US authorities are investigating the cause of the crash which killed 2 and injured more than 180 out of 307 people aboard, 291 of whom were passengers.

Terrorism and engine failure have been ruled out as a reason for this accident while experts have cited pilot error as the most likely cause.

All four pilots controlling the aircraft have been interviewed by investigators who said that the plane was approaching the runway too low and slow.

U.S. safety officials elaborated that the vehicle was flying 25 percent below its intended air speed before slamming into the ground.
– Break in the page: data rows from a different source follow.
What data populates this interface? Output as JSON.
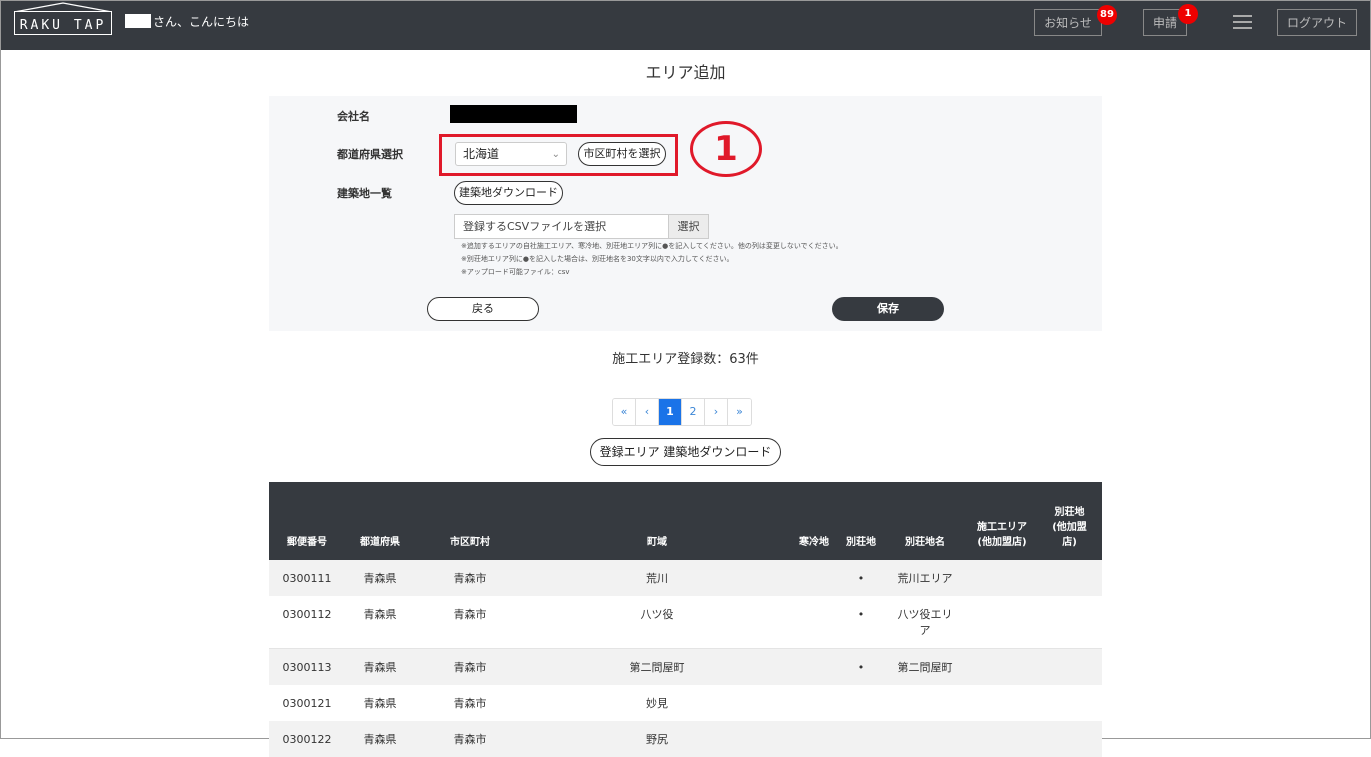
{
  "header": {
    "logo": "RAKU TAP",
    "greeting": "さん、こんにちは",
    "notice_label": "お知らせ",
    "notice_badge": "89",
    "apply_label": "申請",
    "apply_badge": "1",
    "logout_label": "ログアウト"
  },
  "page_title": "エリア追加",
  "form": {
    "company_label": "会社名",
    "pref_label": "都道府県選択",
    "pref_value": "北海道",
    "city_button": "市区町村を選択",
    "annotation_number": "1",
    "building_label": "建築地一覧",
    "building_download": "建築地ダウンロード",
    "csv_placeholder": "登録するCSVファイルを選択",
    "csv_button": "選択",
    "notes": [
      "※追加するエリアの自社施工エリア、寒冷地、別荘地エリア列に●を記入してください。他の列は変更しないでください。",
      "※別荘地エリア列に●を記入した場合は、別荘地名を30文字以内で入力してください。",
      "※アップロード可能ファイル：csv"
    ],
    "back_button": "戻る",
    "save_button": "保存"
  },
  "count_text": "施工エリア登録数：63件",
  "pagination": [
    "«",
    "‹",
    "1",
    "2",
    "›",
    "»"
  ],
  "download_area_button": "登録エリア 建築地ダウンロード",
  "table": {
    "headers": [
      "郵便番号",
      "都道府県",
      "市区町村",
      "町域",
      "寒冷地",
      "別荘地",
      "別荘地名",
      "施工エリア\n(他加盟店)",
      "別荘地\n(他加盟\n店)"
    ],
    "rows": [
      [
        "0300111",
        "青森県",
        "青森市",
        "荒川",
        "",
        "•",
        "荒川エリア",
        "",
        ""
      ],
      [
        "0300112",
        "青森県",
        "青森市",
        "八ツ役",
        "",
        "•",
        "八ツ役エリ\nア",
        "",
        ""
      ],
      [
        "0300113",
        "青森県",
        "青森市",
        "第二問屋町",
        "",
        "•",
        "第二問屋町",
        "",
        ""
      ],
      [
        "0300121",
        "青森県",
        "青森市",
        "妙見",
        "",
        "",
        "",
        "",
        ""
      ],
      [
        "0300122",
        "青森県",
        "青森市",
        "野尻",
        "",
        "",
        "",
        "",
        ""
      ]
    ]
  }
}
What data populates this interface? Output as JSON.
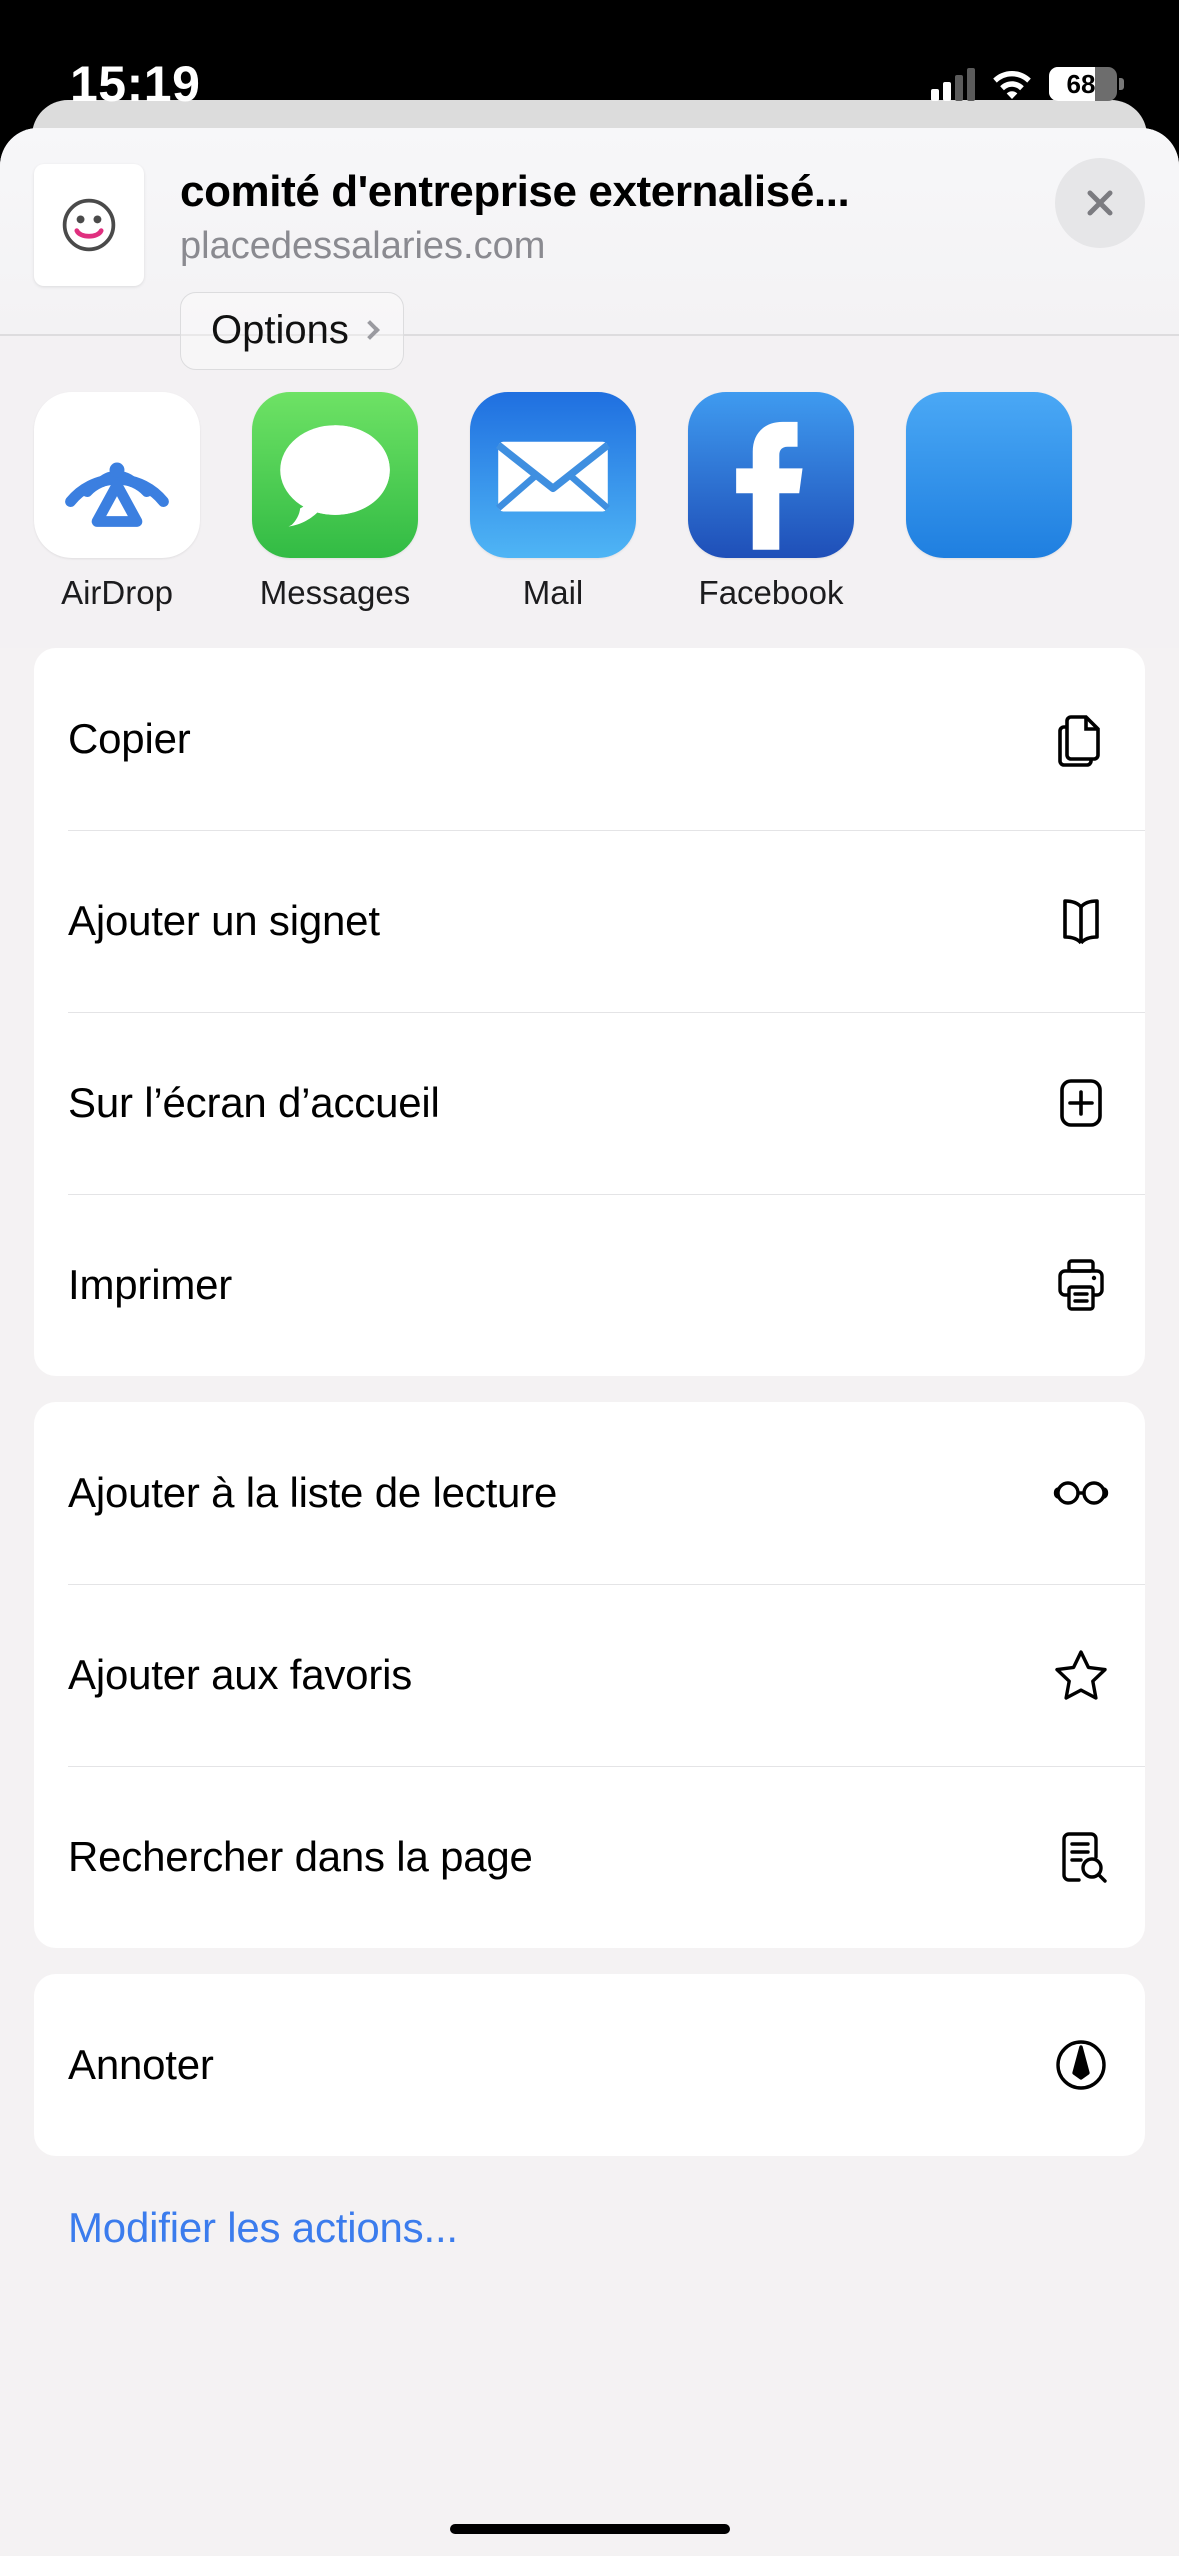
{
  "status_bar": {
    "time": "15:19",
    "battery_percent": "68",
    "battery_level": 68,
    "cellular_bars_filled": 2,
    "cellular_bars_total": 4,
    "wifi_icon": "wifi-icon",
    "battery_icon": "battery-icon"
  },
  "header": {
    "title": "comité d'entreprise externalisé...",
    "url": "placedessalaries.com",
    "options_label": "Options",
    "options_chevron_icon": "chevron-right-icon",
    "close_icon": "close-icon",
    "favicon_icon": "smiley-face-icon"
  },
  "apps": [
    {
      "label": "AirDrop",
      "icon": "airdrop-icon",
      "class": "icon-airdrop"
    },
    {
      "label": "Messages",
      "icon": "messages-icon",
      "class": "icon-messages"
    },
    {
      "label": "Mail",
      "icon": "mail-icon",
      "class": "icon-mail"
    },
    {
      "label": "Facebook",
      "icon": "facebook-icon",
      "class": "icon-facebook"
    }
  ],
  "action_groups": [
    {
      "rows": [
        {
          "label": "Copier",
          "icon": "copy-documents-icon"
        },
        {
          "label": "Ajouter un signet",
          "icon": "book-icon"
        },
        {
          "label": "Sur l’écran d’accueil",
          "icon": "add-to-home-screen-icon"
        },
        {
          "label": "Imprimer",
          "icon": "printer-icon"
        }
      ]
    },
    {
      "rows": [
        {
          "label": "Ajouter à la liste de lecture",
          "icon": "glasses-icon"
        },
        {
          "label": "Ajouter aux favoris",
          "icon": "star-icon"
        },
        {
          "label": "Rechercher dans la page",
          "icon": "find-in-page-icon"
        }
      ]
    },
    {
      "rows": [
        {
          "label": "Annoter",
          "icon": "markup-pen-icon"
        }
      ]
    }
  ],
  "edit_actions": {
    "label": "Modifier les actions..."
  },
  "colors": {
    "accent_link": "#3b7ced",
    "sheet_background": "#f4f2f3",
    "row_background": "#ffffff",
    "secondary_text": "#8a8a90"
  }
}
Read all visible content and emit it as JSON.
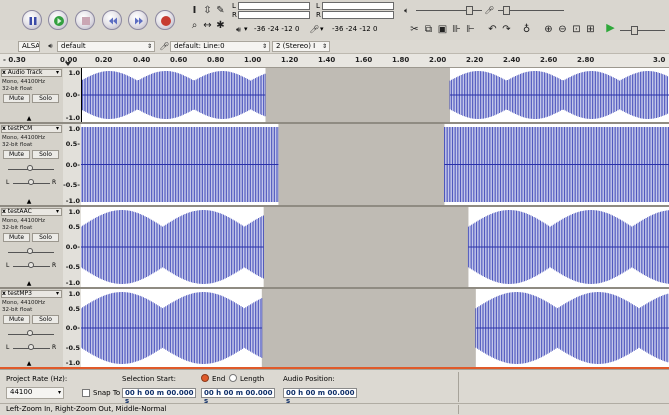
{
  "toolbar": {
    "buttons": [
      "pause",
      "play",
      "stop",
      "skip-start",
      "skip-end",
      "record"
    ],
    "meter_scale_rec": "-36 -24 -12 0",
    "meter_scale_play": "-36 -24 -12 0",
    "meter_l": "L",
    "meter_r": "R"
  },
  "devices": {
    "host": "ALSA",
    "output": "default",
    "input": "default: Line:0",
    "channels": "2 (Stereo) I"
  },
  "ruler": {
    "labels": [
      "- 0.30",
      "0.00",
      "0.20",
      "0.40",
      "0.60",
      "0.80",
      "1.00",
      "1.20",
      "1.40",
      "1.60",
      "1.80",
      "2.00",
      "2.20",
      "2.40",
      "2.60",
      "2.80",
      "3.0"
    ]
  },
  "tracks": [
    {
      "name": "Audio Track",
      "info1": "Mono, 44100Hz",
      "info2": "32-bit float",
      "mute": "Mute",
      "solo": "Solo",
      "scale": [
        "1.0",
        "0.0-",
        "-1.0"
      ],
      "lr": false
    },
    {
      "name": "testPCM",
      "info1": "Mono, 44100Hz",
      "info2": "32-bit float",
      "mute": "Mute",
      "solo": "Solo",
      "scale": [
        "1.0",
        "0.5-",
        "0.0-",
        "-0.5-",
        "-1.0"
      ],
      "lr": true,
      "left": "L",
      "right": "R"
    },
    {
      "name": "testAAC",
      "info1": "Mono, 44100Hz",
      "info2": "32-bit float",
      "mute": "Mute",
      "solo": "Solo",
      "scale": [
        "1.0",
        "0.5",
        "0.0-",
        "-0.5",
        "-1.0"
      ],
      "lr": true,
      "left": "L",
      "right": "R"
    },
    {
      "name": "testMP3",
      "info1": "Mono, 44100Hz",
      "info2": "32-bit float",
      "mute": "Mute",
      "solo": "Solo",
      "scale": [
        "1.0",
        "0.5",
        "0.0-",
        "-0.5",
        "-1.0"
      ],
      "lr": true,
      "left": "L",
      "right": "R"
    }
  ],
  "selection": {
    "project_rate_label": "Project Rate (Hz):",
    "project_rate": "44100",
    "snap_label": "Snap To",
    "selection_start_label": "Selection Start:",
    "end_label": "End",
    "length_label": "Length",
    "audio_position_label": "Audio Position:",
    "start_time": "00 h 00 m 00.000 s",
    "end_time": "00 h 00 m 00.000 s",
    "audio_pos": "00 h 00 m 00.000 s"
  },
  "status": {
    "text": "Left-Zoom In, Right-Zoom Out, Middle-Normal"
  }
}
One of the four pilots, Lee Kang-kuk, was then in training on Boeing 777 jets, the South Korean airline said. Lee had a mere 43 hours of experience flying the long-range jet, Asiana added.

Founded in 1988, Asiana Airlines has a very good safety record, with Saturday's crash in San Francisco being its first fatal passenger jet accident since a deadly one 20 years ago, AFP reported.

Its worst-ever accident was a Boeing 737 crashing into a mountain in the southwest of South Korea in June 1993 and killing 68 people, according to the French news agency.

Asiana had another fatal accident in July 2011 when one of its Boeing 744 cargo planes went down off South Korea's southern island of Jeju, claiming the lives of a pilot and one crew member.